The Delaware Court of Chancery recently issued a detailed, scholarly opinion addressing anti-assignment provisions and the proper allocation for asbestos-related claims. See Viking Pump, Inc. v. Century Indemn. Co., 2009 Del. Ch. LEXIS 180 (Del. Ct. Ch. Oct. 14, 2009). Significantly, in determining the anti-assignment clauses did not bar assignment of the policies, the court departed from the reasoning utilized by the the Hawai`i Supreme Court in Del Monte Fresh Produce (Hawaii), Inc. v. Firemans' Fund Ins. Co., 117 Haw. 357, 183 P.3d 734 (2007).
Prior to the mid-1980's, both Warren Pumps and Viking Pump were independent companies that had been acquired by Houdaille Industries, Inc. Houdaille divested itself of Warren Pumps in 1985 through an asset sale to New Warren. Subsequently, Houdaille sold Viking Pump to New Viking in 1987.
The new companies, New Warren and New Viking, were sued for asbestos exposure claims by plaintiffs who asserted that they were injured by Viking and Warren's use of asbestos while those businesses were operated by Houdaille. Houdaille had three layers of insurance coverage: primary liability policies; umbrella excess policies; and additional layers of excess coverage. Liberty Mutual provided the first two layers of insurance, while the Excess Policies were provided by twenty separate insurers who issued forty-five separate policies. The policies all provided "occurrence-based" coverage, protecting Houdaille from liability for any injury for which Houdaille was liable that occurred during the policy period. This phase of the litigation addressed coverage of the new companies under the Excess Policies.
Anti-Assignment Provisions
The court first considered whether Houdaille agreed to assign its rights under the Excess Policies to New Warren and New Viking. An amendment to the asset sale agreement to New Warren specifically gave the buyer Houdaille's insurance rights under the Excess Policies. After a detailed analysis of the Assignment and Assumption Agreement and the Stock Purchase Agreement with the New Viking, the court determined the insurance rights to the Excess Policies for pre-existing liabilities were assigned to New Viking.

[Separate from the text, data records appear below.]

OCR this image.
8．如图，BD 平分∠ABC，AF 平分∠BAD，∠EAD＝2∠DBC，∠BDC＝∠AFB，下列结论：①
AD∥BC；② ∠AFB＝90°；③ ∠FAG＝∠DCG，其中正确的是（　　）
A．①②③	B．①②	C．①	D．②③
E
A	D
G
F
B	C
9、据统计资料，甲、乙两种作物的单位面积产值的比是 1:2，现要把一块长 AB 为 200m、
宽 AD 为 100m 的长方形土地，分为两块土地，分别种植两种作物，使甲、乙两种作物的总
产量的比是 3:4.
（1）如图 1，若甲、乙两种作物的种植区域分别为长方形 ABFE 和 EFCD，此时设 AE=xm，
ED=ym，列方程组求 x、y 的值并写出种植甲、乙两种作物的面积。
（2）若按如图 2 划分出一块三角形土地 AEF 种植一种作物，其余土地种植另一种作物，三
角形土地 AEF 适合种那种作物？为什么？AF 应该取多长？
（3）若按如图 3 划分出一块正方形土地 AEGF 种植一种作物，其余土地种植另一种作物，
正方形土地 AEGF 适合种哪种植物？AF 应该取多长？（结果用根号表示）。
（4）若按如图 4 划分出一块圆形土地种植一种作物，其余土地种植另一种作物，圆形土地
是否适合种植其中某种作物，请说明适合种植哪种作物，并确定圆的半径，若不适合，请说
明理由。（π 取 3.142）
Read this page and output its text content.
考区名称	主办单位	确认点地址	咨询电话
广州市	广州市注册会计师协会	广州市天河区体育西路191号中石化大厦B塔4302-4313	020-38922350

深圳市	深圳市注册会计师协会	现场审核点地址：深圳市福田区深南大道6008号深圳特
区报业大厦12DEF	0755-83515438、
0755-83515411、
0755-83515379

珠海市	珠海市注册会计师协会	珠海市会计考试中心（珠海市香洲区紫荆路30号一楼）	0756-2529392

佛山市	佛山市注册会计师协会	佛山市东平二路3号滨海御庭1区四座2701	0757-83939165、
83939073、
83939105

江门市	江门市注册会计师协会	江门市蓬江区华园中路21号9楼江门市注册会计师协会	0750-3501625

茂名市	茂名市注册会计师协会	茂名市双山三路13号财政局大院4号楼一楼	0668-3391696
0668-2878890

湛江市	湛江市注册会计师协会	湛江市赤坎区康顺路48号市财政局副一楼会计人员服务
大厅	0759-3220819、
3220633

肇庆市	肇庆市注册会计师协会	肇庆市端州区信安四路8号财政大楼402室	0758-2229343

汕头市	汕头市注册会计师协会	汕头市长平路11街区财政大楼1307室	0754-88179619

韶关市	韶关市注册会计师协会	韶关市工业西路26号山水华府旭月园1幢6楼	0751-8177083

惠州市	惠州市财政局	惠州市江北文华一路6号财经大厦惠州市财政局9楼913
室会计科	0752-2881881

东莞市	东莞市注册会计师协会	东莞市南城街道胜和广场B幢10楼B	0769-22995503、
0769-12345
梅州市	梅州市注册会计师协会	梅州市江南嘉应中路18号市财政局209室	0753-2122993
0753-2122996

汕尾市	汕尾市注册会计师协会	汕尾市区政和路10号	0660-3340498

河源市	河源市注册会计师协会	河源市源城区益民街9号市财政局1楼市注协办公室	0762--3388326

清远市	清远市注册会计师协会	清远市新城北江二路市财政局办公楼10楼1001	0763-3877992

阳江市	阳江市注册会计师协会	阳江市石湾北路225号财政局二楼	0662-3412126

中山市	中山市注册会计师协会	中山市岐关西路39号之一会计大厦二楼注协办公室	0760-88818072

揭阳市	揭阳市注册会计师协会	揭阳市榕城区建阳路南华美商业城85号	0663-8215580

The Excess Insurers argued the assignments to New Warren and New Viking were void because the Excess Insurers did not consent. The policies typically provided, "assignment of interest under this policy shall not bind the insurer until its consent is endorsed hereon." The Excess Insurers relied on the California Supreme Court's holding in Henkel Corp. v. Hartford Accident and Indemn. Co., 129 Cal. Rptr. 2d 828 (Cal. 2003), to argue the anti-assignment provisions barred assignment of rights under the policies. The Hawai`i Supreme Court followed Henkel in Del Monte v. Firemans' Fund. In Henkel and Del Monte, the courts found the anti-assignment clauses barred a transfer of insurance claims because even though the underlying tort had already occurred, the insured loss had not been reduced to a fixed amount at the time of the assignment.
Nevertheless, applying New York law, the Delaware court determined the anti-assignment clauses were unenforceable. New York law did not permit anti-assignment clauses to bar the transfer of "post-loss claims," or claims for losses that had already happened. Once the insured-against loss occurred, there was no issue of an insurer having to insure against an additional risk.
Allocation of Coverage
Turning to the allocation issue, the insurers promoted the "pro rata" approach, while the insureds urged the "all sums" concept. The "pro rata" formula meant any given insurer, having agreed to insure Houdaille for a fixed period of time, was only responsible for some "pro rata" share of the liability the insured owed to an asbestos plaintiff who suffered harm due to exposure through several policy periods. In contrast, under the "all sums" approach, a policy would be responsible for all liability that flowed from a covered occurrence up to policy limits.
The court noted that New York courts look to the intent of the parties to resolve competing interpretations of policy language. The all sums approach was the one embraced by the Houdaille Policies. Reading the policies in their entirety, they included either a "non-cumulation provision" or a "prior insurance provision." Under these clauses, recovery under one policy reduced an insured's recovery from policies in effect in other periods from the same occurrence (e.g., continuous asbestos exposure), and an insurer had to pay for injuries caused by that occurrence that continued into other periods. The non-cumulation and prior insurance provisions could not sensibly be applied within a pro rata allocation scheme. Instead, the effect of these clauses was to keep an insured from "stacking" coverage so as to exceed the limits of individual policies.